Ortakların işletmeden çektikleri ve kaydedildikleri ortaklardan alacaklar hesabı da yıllardır vergi mevzuatı karşısında sorun olmuştur. Ortaklar cari hesabında, ortakların işletmeden çektiği paralar dışında, zaman zaman ortakların kişisel harcama bedelleri, işletme ile ilgili olmayan giderler, hesap hataları sonucu oluşan farklar, tasfiye edilen hesap bakiyeleri gibi işlemlerde yer alabilmektedır. Bu konuda, yeni Türk Ticaret Kanunu’nda kalıcı bir çözüm (yasak) getirilirken, daha sonra TTK’daki düzenleme ile ortakların işletmeden para çekme işlemi yumuşatılarak bazı şartlara bağlanmıştır. Ancak, bu düzenleme sonrası da belli şartlarda ortakların şirketten para çekmesi vergi mevzuatına göre sorgulanmaya devam edecektir. Ortakların kâr payı veya kâr dağıtımı dışında şirketten çektikleri paralara faiz ve bu faize de KDV uygulanmalıdır.
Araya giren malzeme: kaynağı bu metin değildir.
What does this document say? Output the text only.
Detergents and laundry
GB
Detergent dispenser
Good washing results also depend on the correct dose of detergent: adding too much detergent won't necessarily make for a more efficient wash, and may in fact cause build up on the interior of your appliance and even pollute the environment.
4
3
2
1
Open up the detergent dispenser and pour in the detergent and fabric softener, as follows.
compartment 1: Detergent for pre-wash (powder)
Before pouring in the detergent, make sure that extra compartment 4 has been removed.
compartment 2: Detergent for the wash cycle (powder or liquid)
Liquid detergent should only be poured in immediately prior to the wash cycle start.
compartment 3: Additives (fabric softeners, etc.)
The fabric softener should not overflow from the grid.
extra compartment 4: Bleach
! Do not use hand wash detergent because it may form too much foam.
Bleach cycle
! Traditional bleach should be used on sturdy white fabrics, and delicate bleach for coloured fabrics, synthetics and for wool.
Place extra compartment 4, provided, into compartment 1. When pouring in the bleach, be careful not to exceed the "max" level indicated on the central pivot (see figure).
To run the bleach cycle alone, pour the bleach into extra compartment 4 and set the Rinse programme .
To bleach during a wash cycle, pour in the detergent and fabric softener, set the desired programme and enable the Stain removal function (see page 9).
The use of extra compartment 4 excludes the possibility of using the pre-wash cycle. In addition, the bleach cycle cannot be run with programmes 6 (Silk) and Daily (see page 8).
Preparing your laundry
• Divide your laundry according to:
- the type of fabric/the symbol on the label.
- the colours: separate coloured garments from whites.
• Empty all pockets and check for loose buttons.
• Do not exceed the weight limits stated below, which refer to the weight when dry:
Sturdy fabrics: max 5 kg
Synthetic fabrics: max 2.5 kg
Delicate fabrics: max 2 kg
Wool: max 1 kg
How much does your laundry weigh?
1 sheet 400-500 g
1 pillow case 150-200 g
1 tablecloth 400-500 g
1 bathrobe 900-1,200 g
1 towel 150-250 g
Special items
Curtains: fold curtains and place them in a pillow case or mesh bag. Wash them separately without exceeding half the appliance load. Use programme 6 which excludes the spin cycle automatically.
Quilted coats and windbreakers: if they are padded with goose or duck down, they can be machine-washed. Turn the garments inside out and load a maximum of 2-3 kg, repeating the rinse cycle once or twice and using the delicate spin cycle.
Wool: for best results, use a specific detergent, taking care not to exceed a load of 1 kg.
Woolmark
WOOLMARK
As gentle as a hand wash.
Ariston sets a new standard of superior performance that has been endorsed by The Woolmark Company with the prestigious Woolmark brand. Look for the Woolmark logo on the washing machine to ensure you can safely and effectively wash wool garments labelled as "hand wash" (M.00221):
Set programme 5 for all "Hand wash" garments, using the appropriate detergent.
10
Uygulamada, ortaklardan alacaklar hesabının arka planında kâr dağıtımı prosedürüne (mevzuatına) uyulmaması yatmaktadır. Diğer bir ifade ile, özellikle kurumlarda kâr dağıtım stopajı (%15) çok yüksek olduğundan, kişiler bundan kaçınmak için çektikleri parayı şirkete borçlanmış gibi göstermektedirler. Bu da dönem sonlarında, yukarıda bahsettiğimiz sorunlara yol açmaktadır. Kurumlar Vergisi oranı (%20) ülkemiz şartları için makul bir orandır ancak, kurumlar vergisi ödendikten sonra kârın dağıtılması halinde ayrıca Stopaj (%15) adı altında ilave bir vergi alınması, mükelleflerin hatalı veya yanlış işlem yapmalarına yol açmaktadır. Bunun sonucu da, kasa bakiyeleri veya ortaklardan alacaklar hesabının kalanı gerçekleri yansıtmadığından mali tabloların dengesini bozmaktadır.